Vahid Hossein came as a shadow out of the darkness, to the car, to her. She tried to take him in her arms to hold him and kiss him, but he flinched away. He gripped the launcher to his chest and rocked. Then he slid down, against the wheel arch of the car. There should have been triumph, but his eyes were far away.

"What's the matter? You got him, didn't you? What happened there?"

~He never replied to her.

Farida Yasmin stormed away from him.

She blundered across the common ground towards the lights of the village. The rain sheeted down on to her.

She backed off the road as a police car came past her with its siren wailing, splashing the puddled rainwater on to her thighs and waist. She had heard the clamour of the explosion and clenched her fists and believed she was a part of it. She saw the crowd ahead of her, in front of the cottage home she had identified for him.

She joined the back of the crowd. She came behind them and watched as they stared ahead, heard their whispered voices. She was not noticed. The rain fell on her hair and her face. The crowd was held back by policemen but she could still see the blackened walls of the room through the gaping window. The arc-lights showed her the firemen picking through the room.

She listened.

"They say it's a gas explosion."

"That's daft, there's no sodding gas."

She was behind them. They were not aware of her.

"Was it the new people?"

"It was the Perry woman, not the new people."

"Was it Meryl Perry?"

"Just her."

"Where's he? Where's Perry?"

"Never came, it was just Meryl who came."

"That's rough. I mean, it wasn't anything to do with her, was it?"

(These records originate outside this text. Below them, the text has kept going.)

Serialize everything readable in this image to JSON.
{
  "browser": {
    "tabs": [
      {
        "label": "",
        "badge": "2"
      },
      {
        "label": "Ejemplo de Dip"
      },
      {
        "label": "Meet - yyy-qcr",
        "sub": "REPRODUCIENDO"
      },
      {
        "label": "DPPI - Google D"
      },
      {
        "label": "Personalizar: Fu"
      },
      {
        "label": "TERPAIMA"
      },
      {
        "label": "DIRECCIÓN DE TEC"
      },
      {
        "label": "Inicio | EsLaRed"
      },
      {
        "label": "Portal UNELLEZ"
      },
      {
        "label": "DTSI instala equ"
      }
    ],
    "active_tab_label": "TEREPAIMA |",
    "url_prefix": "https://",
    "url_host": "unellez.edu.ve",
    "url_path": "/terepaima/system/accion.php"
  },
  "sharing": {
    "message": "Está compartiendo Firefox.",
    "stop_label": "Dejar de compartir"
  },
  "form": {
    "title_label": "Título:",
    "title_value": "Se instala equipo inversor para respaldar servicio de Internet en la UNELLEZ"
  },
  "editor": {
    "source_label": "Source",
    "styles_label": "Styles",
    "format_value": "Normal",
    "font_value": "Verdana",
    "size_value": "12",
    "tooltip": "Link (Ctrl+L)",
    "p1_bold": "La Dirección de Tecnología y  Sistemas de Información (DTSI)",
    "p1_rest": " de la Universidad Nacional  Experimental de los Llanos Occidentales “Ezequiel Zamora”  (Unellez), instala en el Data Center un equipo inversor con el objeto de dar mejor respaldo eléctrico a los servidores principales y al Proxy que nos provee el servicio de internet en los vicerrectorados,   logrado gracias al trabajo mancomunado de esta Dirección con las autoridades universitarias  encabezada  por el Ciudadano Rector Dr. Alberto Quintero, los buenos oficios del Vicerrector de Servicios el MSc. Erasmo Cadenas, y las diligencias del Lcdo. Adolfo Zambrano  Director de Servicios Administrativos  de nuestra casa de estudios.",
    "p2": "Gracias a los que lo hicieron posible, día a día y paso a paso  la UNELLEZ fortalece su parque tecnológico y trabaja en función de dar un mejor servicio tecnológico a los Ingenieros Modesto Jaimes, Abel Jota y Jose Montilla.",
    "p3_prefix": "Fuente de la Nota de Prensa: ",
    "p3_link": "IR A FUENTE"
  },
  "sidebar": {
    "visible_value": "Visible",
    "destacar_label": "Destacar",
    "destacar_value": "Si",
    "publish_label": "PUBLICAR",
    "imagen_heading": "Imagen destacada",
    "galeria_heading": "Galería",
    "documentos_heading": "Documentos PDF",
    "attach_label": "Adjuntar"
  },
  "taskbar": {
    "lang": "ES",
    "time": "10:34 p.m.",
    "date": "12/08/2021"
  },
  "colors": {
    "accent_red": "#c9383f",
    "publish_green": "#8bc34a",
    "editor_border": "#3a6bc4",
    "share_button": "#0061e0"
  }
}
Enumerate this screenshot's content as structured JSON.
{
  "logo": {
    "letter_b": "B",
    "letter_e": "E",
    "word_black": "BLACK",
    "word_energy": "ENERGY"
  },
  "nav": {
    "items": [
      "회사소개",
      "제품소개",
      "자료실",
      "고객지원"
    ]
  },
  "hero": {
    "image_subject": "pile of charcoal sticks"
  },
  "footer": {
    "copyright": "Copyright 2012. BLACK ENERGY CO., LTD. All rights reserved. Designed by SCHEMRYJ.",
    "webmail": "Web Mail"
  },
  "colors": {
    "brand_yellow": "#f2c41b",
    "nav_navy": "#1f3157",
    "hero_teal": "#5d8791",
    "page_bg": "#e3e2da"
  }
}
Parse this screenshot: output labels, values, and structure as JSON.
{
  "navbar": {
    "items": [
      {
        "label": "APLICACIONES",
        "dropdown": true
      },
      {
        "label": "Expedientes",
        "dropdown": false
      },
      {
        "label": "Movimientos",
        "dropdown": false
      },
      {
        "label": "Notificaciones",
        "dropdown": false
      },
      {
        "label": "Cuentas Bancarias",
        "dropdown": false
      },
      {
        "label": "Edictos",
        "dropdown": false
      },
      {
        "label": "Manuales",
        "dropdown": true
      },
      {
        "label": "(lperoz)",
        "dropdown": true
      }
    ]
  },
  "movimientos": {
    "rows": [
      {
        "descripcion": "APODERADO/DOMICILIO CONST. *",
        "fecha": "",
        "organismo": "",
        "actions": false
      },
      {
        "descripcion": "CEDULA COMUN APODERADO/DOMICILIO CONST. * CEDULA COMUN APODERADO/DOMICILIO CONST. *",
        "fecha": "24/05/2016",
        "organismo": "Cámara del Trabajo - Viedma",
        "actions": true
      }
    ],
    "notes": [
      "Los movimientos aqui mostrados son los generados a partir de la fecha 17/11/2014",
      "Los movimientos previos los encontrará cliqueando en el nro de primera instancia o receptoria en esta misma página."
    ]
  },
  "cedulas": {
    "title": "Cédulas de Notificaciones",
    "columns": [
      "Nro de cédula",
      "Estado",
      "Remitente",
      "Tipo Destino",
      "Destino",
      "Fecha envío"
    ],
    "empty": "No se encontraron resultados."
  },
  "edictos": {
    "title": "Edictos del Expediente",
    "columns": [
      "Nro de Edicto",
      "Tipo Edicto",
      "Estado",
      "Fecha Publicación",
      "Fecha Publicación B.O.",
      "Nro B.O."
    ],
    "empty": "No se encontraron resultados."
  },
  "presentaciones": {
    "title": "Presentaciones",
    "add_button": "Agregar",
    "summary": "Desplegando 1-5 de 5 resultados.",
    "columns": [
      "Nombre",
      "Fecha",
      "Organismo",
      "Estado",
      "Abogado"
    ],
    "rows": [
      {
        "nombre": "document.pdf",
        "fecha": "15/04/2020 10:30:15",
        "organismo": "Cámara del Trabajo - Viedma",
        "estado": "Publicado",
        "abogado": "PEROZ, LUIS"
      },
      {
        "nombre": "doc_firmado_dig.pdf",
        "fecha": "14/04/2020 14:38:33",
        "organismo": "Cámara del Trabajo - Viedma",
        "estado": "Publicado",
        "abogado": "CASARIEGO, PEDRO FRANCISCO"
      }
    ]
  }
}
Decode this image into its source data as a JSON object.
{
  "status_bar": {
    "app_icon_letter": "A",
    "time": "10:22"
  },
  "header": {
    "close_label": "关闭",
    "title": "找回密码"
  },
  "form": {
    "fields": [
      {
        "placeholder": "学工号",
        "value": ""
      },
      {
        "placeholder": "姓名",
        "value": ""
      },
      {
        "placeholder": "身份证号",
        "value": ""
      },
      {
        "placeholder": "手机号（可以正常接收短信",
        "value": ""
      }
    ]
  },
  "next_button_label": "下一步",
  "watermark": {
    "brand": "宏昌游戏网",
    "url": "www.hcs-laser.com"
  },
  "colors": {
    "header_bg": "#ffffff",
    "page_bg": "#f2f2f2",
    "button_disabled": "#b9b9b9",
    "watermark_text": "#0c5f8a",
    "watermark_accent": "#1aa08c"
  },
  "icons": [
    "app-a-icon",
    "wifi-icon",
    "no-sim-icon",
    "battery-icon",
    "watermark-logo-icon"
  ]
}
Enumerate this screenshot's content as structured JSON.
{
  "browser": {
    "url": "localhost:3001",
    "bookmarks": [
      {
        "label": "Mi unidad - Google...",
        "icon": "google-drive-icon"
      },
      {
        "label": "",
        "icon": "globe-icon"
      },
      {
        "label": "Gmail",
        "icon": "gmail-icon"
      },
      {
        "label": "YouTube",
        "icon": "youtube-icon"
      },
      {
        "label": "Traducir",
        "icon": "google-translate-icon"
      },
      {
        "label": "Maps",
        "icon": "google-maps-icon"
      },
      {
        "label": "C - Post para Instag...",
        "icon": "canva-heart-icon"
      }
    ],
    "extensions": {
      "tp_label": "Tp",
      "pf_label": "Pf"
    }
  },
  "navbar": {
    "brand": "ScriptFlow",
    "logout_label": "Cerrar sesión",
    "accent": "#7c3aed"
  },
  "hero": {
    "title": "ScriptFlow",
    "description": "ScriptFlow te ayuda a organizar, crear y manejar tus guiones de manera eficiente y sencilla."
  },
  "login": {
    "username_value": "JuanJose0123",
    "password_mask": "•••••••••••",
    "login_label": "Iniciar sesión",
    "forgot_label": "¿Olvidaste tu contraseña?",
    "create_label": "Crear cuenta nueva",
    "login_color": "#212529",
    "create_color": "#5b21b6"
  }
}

"Frank was in his house with his guards, it was Meryl. The stupid bastards got the wrong place, the wrong person… She slipped away. She left as she had come, unseen. She walked back, the rain clattering on her. She felt small, weak. Emergency traffic passed her and ignored her as she cowered at the side of the road. She was little and unimportant. She had thought that night, beside the car, as the sound of the explosion had burst in her ears, that she would love him, that she would be rewarded because he could not have done it without her and he would take her with him and she would be, at last, a person of consequence. She stumbled across the ground, went between the thicket and gorse clumps, splashed in the rain puddles. She was Gladys Eva Jones. She was an insurance clerk, she was a failure. She was sobbing, as she had sobbed when her mother had carved criticism at her and her father had cursed her, as when the kids at school had ostracized her and the kids at college had turned their backs on her. She saw the outline of the car and the rain spilling from the roof on to his shoulders. He had not moved.